– Sai a cosa stavo pensando?
– A cosa?
– Al fatto che se i cerchi non si chiudessero sarebbero delle linee.
– Grazie al cazzo, direi.
– Ti è caduta la corona, sua maestà.
– Vabbè scusa, ma è una cosa che impari quando? In terza elementare? 
– Lo so, lo so. 
– E allora come mai stavi pensando proprio a quello?
– È che l’altro giorno stavo camminando in centro, mi sono fermato davanti a una vetrina e sbam, mi si è piantato questo pensiero in testa e davvero non riesco a smettere di pensarci. Non so perché. Sta di fatto che non è proprio come dirlo.
– In che senso scusa?
– Nel senso che ogni chiusura comporta qualcosa.
– Tipo?
– A volte significa dirsi chi vuoi essere, che cosa non sei più disposto ad accettare, chi non sei più disposto ad assecondare.
– Ancora con quella storia di mollare il lavoro e partire per la Patagonia in bici?
– Non dire “quella storia” come se fossi un matto. Sto preparando dei piani B. Perché, invece lavorare 12 ore al giorno solo per aspettare il week end è più sensato?
– No, forse no.
– Ecco. Ma non è quello. Chiudere qualcosa significa aprirsi al nuovo, fare spazio. E cazzo se spaventa a volte.
– E certo. Hai mai sentito parlare della paura dell’ignoto? Quella cosuccia lì?
– Sì ma mica stiamo parlando di attraversare l’oceano in cerca delle Indie, a volte è molto meno… ma anche solo cambiare un’abitudine, guarda. È che quello che c’era prima rassicura, protegge, lo conosciamo. Siamo comodi. 
– O pensiamo di esserlo…
– Scusa?
– Ma sì, alcuni di noi hanno una capacità di adattamento davvero notevole.
– Vero.
– È che fra l’inizio e la fine non c’è partita. Gli inizi hanno un non so che di affascinante, misterioso, magico…
– Può essere lo stesso anche per la fine.
– Ma quando mai? In genere è un misto di nostalgia e lacrime. Con punte di disperazione e dramma esistenziale.

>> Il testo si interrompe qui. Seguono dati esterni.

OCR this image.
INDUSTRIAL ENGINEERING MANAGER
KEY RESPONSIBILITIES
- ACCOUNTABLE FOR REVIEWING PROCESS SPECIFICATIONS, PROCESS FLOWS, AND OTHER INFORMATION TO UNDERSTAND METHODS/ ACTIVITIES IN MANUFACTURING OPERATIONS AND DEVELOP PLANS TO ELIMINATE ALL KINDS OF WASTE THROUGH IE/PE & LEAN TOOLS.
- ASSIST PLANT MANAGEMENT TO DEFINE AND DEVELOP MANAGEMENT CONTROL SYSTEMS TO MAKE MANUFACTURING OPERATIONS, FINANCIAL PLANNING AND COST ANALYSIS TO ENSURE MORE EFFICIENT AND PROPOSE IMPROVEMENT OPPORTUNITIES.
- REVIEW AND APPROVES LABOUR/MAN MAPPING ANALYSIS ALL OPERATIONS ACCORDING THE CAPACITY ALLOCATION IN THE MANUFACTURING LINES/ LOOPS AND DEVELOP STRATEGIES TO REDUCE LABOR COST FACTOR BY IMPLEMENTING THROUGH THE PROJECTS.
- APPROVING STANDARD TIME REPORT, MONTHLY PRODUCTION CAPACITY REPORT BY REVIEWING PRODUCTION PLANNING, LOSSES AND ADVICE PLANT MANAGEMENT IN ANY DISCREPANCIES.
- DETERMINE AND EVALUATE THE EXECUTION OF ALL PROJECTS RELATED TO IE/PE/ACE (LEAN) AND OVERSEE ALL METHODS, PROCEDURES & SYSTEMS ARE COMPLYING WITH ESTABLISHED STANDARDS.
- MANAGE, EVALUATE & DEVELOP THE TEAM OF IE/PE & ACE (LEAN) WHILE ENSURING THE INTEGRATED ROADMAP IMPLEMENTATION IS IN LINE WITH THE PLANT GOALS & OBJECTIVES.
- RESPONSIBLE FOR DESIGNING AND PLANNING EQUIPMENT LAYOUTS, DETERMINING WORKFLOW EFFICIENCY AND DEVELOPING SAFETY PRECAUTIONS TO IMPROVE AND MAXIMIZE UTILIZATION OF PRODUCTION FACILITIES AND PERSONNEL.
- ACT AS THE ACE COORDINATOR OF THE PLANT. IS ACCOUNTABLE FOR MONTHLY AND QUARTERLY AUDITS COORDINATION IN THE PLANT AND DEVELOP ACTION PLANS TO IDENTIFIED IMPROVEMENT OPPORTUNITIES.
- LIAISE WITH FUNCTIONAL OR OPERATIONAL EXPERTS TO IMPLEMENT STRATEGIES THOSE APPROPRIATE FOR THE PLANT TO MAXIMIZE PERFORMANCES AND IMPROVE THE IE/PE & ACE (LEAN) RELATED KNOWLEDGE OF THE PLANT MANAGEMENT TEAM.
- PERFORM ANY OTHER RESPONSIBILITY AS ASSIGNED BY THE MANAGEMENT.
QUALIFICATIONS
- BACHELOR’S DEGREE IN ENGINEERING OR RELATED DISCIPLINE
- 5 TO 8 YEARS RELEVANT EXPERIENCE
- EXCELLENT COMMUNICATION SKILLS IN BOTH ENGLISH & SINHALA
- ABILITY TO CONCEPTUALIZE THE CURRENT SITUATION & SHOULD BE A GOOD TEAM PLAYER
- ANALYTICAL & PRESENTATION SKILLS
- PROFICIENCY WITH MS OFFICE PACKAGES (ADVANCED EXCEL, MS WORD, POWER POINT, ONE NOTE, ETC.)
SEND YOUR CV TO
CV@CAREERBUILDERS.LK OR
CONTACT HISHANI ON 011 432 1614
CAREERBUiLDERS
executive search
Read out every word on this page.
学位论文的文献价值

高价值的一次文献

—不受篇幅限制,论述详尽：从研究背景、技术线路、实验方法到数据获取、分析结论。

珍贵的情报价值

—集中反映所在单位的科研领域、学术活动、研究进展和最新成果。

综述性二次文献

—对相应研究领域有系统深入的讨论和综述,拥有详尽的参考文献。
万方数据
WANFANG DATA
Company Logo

– Forse. Però è necessario. Quasi sempre almeno. Magari è arrivato il momento di lasciare andare persone che hanno bisogno di prendere altre strade o che non riescono più a tenere il passo. A volte vorrebbero anche rimanere lì, semplicemente non ci riescono. Allora dici “Io vado. Sarò felice se verrai con me. E sarò felice comunque, anche se non lo farai.”
– Che poi è un’enorme cazzata, lo sappiamo vero? Col cazzo che sarò felice comunque, è un bluff, vogliamo solo vedere se l’altro ci segue, ma in genere non succede mai.
– E ma ormai che fai? L’hai detto…
– Maledetta coerenza…
– Vale anche con i posti eh. Quando devi salutarli perché non sono più il tuo guscio, e devi fare come i paguri.
– Chi?
– Ma sì, tipo Arturo il paguro. Te lo ricordi?
– No.
– Non importa, comunque quando crescono devono trovarsi una conchiglia più grande in cui trasferirsi. Non è che fanno tutte ste storie, è naturale è basta.
– Posso chiederti una cosa?
– Spara.
– Ma secondo te, com’è che si chiudono sti cerchi?
– Boh, io mica lo so. C’è chi pensa che succede quando capita qualcosa. Io invece credo che prima ci sia un click, dentro.
– Ovvero?
– A un certo punto senti che un capitolo si è chiuso. Lo sai e basta. Ed è talmente Vero, ma con la v maiuscola proprio, che non sai nemmeno come spiegarlo. Dopo succedono cose, ma è una conseguenza quella.
– Ma mica è facile riconoscerli, sti click. Con tutto sto casino poi… Ci fosse un po’ più di silenzio…
– Forse basta imparare ad ascoltare, stare attenti. E sai qual è la cosa più bella?
– Quale?
– Che alla fine scopri che, paradossalmente, le chiusure hanno il sapore di una finestra che si apre e che fa entrare aria fresca. Mi piace quel sapore. A te no?
– Direi di sì. Ma bisogna essere dei matti veri.
– Lo so. Ma accidenti se ne vale la pena.
– Le linee e i cerchi, eh?
– Strada, vetrina, sbam. 
– Quindi tutto questo tempo passato a cercare di capirci qualcosa, e stai a vedere che alla fine bastava ricordarsi quello che diceva la maestra. Ma te dimmi.